De Raad komt tot de volgende beoordeling.
Naar vaste rechtspraak van de Raad, bijvoorbeeld de uitspraak van 2 mei 2007, LJN BA4399, dienen spaargelden slechts dan bij de vermogensvaststelling buiten aanmerking te blijven wanneer genoegzaam aannemelijk is gemaakt dat zij door besparingen op de verleende bijstand zijn gerealiseerd.
Daarvan uitgaande is de Raad, anders dan het College en de rechtbank, op grond van de stukken en het verhandelde ter zitting, tot het oordeel gekomen dat appellante genoegzaam aannemelijk heeft gemaakt dat haar vermogen is gevormd door langdurig sparen uit haar bijstandsuitkering. Weliswaar heeft appellante diverse (bank)rekeningen aanvankelijk voor het College verzwegen, maar eenmaal met het bestaan ervan geconfronteerd heeft zij gedetailleerde overzichten verstrekt die voldoende inzicht geven met betrekking tot haar kasopnames en andere uitgaven en heeft zij een niet ongeloofwaardige verklaring afgelegd over de wijze waarop zij haar leven inricht. Het College heeft in reactie daarop volstaan met de vaststelling dat appellante de herkomst van haar vermogen niet heeft kunnen aantonen. De Raad acht die reactie in het licht van hetgeen appellante heeft aangevoerd onvoldoende.

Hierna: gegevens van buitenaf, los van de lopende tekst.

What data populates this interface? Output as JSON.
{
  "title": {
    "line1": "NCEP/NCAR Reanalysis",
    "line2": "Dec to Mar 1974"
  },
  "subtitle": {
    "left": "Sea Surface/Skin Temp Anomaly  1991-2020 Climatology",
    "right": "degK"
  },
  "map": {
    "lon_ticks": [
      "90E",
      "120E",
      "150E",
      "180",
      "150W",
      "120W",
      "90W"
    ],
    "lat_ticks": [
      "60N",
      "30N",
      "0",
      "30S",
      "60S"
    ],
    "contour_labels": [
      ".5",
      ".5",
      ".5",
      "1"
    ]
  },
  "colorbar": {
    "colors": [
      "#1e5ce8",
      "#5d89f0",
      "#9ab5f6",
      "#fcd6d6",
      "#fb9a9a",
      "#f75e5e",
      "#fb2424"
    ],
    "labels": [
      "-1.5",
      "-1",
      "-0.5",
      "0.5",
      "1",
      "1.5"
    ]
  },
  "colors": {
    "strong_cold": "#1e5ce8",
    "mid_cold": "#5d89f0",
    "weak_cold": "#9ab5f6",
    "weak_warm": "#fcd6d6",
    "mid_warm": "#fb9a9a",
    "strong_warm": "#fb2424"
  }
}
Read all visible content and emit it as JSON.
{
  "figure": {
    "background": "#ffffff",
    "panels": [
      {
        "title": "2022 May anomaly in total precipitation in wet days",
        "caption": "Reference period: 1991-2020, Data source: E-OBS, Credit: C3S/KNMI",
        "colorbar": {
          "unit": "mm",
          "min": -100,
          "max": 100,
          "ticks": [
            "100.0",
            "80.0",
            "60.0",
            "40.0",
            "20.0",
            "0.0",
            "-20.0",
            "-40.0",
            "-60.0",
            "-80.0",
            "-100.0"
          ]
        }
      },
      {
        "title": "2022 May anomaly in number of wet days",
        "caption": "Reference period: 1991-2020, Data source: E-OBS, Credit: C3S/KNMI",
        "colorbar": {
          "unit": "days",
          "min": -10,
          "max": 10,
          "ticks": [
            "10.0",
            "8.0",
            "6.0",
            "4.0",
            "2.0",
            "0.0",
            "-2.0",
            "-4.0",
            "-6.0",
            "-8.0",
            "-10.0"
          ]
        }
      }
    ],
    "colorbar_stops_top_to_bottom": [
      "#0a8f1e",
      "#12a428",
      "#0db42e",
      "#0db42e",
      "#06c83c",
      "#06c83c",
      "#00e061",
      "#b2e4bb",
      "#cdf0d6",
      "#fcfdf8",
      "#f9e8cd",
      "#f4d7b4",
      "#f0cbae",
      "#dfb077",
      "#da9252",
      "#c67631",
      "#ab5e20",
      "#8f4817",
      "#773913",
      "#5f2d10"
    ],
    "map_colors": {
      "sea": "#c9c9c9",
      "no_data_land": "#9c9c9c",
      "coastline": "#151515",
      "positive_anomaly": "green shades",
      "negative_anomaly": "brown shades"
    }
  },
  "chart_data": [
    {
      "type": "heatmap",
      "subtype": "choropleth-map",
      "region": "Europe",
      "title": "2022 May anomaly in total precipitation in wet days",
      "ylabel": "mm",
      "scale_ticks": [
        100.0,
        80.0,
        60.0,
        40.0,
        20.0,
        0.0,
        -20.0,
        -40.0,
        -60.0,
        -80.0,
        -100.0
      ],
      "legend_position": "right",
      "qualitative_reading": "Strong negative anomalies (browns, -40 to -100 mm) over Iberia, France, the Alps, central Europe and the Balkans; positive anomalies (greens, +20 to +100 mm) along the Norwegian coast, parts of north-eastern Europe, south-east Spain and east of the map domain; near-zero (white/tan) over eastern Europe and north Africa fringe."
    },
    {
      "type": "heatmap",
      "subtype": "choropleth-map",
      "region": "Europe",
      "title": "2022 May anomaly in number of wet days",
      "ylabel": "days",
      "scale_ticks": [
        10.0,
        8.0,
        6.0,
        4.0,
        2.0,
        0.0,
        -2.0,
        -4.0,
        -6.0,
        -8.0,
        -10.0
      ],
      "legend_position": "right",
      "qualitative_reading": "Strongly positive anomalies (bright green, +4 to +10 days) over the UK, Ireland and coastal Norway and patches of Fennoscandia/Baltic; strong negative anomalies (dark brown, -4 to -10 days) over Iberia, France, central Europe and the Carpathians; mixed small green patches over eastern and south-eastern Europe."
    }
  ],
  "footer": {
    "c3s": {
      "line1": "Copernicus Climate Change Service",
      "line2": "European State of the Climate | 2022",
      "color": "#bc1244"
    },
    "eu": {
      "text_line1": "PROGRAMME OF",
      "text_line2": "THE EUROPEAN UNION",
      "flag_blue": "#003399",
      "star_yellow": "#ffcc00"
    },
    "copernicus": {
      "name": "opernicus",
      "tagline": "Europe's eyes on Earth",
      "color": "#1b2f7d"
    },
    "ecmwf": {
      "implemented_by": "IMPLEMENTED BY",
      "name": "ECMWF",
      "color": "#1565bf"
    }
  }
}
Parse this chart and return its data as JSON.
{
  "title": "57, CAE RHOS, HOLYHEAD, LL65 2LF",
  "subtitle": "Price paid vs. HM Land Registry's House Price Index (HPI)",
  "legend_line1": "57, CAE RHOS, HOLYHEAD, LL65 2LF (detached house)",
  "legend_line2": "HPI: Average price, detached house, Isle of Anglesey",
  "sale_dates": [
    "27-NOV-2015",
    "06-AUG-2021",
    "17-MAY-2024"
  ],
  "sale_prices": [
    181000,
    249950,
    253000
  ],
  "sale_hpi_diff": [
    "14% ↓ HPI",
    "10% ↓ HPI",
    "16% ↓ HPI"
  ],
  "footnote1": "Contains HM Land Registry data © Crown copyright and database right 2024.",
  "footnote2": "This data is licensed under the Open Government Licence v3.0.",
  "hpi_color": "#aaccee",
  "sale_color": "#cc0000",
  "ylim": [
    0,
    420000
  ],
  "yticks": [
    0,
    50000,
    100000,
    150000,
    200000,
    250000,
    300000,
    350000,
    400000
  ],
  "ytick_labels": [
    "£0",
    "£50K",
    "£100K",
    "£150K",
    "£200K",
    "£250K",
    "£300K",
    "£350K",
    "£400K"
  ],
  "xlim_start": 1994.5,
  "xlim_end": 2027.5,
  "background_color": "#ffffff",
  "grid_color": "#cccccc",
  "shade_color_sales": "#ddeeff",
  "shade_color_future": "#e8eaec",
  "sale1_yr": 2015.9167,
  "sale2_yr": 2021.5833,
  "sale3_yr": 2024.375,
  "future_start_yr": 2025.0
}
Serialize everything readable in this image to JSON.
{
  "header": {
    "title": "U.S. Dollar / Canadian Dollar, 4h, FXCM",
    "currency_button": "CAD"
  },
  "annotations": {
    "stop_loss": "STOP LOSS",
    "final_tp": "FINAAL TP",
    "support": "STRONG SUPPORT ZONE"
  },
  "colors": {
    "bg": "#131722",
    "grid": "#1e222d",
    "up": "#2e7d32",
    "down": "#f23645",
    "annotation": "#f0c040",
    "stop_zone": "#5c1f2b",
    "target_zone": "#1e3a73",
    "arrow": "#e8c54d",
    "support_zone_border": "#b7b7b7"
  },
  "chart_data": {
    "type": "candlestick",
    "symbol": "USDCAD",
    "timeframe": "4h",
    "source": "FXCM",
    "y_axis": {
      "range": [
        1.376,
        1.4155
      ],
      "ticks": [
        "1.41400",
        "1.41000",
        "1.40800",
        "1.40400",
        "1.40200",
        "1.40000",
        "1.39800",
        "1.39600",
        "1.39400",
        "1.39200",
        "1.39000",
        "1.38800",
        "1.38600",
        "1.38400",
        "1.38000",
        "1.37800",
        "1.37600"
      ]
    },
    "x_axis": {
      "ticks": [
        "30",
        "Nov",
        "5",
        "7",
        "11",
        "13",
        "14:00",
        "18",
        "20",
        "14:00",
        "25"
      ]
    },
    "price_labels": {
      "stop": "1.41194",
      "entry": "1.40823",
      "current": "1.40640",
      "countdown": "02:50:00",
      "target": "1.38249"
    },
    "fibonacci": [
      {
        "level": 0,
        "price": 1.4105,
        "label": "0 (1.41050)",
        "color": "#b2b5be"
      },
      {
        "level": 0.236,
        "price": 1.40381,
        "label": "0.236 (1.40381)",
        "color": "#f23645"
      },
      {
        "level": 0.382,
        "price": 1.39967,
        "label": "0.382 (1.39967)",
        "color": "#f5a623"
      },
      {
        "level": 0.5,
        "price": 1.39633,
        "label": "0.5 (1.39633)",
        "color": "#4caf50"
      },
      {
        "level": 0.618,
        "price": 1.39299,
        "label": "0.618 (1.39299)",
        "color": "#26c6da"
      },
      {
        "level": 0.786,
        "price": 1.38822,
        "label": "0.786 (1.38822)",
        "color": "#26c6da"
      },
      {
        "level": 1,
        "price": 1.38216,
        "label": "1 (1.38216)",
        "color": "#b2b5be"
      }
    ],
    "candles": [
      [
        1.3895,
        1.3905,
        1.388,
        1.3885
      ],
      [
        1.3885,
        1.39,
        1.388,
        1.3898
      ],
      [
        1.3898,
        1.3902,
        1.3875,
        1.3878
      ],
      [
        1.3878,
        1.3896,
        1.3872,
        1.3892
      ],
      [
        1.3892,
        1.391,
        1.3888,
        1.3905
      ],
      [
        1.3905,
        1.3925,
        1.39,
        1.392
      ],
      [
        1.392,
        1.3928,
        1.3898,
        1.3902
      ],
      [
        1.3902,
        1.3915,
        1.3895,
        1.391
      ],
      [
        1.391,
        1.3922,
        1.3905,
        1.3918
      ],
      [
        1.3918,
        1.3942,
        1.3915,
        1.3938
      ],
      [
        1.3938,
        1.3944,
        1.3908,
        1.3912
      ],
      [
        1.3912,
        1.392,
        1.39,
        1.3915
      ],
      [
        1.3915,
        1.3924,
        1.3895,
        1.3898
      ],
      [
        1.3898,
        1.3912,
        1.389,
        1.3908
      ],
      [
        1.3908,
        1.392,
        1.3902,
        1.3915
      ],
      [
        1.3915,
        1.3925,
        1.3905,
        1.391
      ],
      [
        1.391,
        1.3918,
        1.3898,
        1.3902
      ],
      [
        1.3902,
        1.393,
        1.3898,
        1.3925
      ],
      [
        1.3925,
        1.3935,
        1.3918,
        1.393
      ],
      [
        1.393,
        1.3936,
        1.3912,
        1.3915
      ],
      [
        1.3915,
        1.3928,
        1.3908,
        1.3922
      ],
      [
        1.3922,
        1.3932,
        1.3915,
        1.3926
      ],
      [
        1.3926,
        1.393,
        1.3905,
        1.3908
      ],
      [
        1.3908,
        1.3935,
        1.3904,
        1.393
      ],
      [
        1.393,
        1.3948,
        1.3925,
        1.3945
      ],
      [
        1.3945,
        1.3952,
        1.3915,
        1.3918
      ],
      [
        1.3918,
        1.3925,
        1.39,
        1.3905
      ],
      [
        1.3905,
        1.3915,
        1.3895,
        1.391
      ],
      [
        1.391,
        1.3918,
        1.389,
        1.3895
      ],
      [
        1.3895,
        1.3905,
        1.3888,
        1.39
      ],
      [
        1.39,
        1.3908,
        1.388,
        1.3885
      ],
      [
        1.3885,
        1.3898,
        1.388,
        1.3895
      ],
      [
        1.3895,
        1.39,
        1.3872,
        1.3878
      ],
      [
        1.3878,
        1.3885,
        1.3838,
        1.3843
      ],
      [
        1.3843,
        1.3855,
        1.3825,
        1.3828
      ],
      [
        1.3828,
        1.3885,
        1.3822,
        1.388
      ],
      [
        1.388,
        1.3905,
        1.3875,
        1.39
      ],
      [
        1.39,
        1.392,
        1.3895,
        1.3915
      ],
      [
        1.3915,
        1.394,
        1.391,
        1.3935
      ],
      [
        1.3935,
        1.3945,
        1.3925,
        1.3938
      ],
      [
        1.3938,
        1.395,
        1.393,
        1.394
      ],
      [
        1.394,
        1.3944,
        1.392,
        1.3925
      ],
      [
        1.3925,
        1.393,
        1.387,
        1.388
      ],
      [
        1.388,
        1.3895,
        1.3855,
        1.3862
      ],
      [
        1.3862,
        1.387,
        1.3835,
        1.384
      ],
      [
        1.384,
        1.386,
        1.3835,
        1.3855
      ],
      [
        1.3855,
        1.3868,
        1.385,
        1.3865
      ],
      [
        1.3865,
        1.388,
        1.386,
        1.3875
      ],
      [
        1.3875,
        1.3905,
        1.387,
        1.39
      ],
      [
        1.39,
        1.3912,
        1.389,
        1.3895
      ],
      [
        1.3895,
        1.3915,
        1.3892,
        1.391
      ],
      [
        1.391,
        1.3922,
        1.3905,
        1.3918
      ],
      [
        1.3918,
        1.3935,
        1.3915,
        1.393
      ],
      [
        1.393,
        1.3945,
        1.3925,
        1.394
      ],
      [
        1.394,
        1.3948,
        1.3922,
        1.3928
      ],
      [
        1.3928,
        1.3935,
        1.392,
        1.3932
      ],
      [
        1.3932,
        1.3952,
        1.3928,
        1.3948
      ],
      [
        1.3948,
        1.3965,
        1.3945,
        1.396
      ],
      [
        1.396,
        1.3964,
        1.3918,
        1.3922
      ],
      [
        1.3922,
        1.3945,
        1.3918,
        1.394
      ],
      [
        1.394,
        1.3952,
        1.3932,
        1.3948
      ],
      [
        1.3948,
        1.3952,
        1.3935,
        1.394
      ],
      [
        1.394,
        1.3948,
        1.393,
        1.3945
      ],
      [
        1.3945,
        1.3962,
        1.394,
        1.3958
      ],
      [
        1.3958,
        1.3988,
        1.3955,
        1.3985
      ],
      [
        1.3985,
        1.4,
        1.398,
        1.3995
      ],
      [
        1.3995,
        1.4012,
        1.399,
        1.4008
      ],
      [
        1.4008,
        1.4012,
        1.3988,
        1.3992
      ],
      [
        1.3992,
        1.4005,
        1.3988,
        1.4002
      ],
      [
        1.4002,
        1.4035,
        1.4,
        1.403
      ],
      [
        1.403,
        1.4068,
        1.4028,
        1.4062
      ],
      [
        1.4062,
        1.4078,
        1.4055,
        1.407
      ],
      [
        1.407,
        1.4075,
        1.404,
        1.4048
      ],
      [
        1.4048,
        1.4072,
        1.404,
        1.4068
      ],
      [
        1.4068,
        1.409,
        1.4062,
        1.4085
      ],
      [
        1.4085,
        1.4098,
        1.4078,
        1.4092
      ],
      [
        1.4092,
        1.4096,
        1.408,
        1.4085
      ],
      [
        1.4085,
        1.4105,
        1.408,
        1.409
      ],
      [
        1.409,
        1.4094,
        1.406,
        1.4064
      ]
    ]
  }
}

Hieruit vloeit voort dat het hoger beroep slaagt en dat de aangevallen uitspraak dient te worden vernietigd, behoudens voor zover daarbij is beslist over de vergoeding van proceskosten en griffierecht. Doende hetgeen de rechtbank zou behoren te doen zal de Raad het besluit van 28 juli 2005 vernietigen.
De Raad is voorts van oordeel dat het besluit van 19 september 2006 moet worden aangemerkt als een besluit als bedoeld in artikel 6:18, eerste lid, van de Algemene wet bestuursrecht (Awb). Aangezien dat besluit niet geheel aan het beroep van appellante tegemoetkomt moet het hoger beroep gelet op artikel 6:19, eerste lid, in verbinding met artikel 6:24 van de Awb geacht worden mede te zijn gericht tegen dat besluit.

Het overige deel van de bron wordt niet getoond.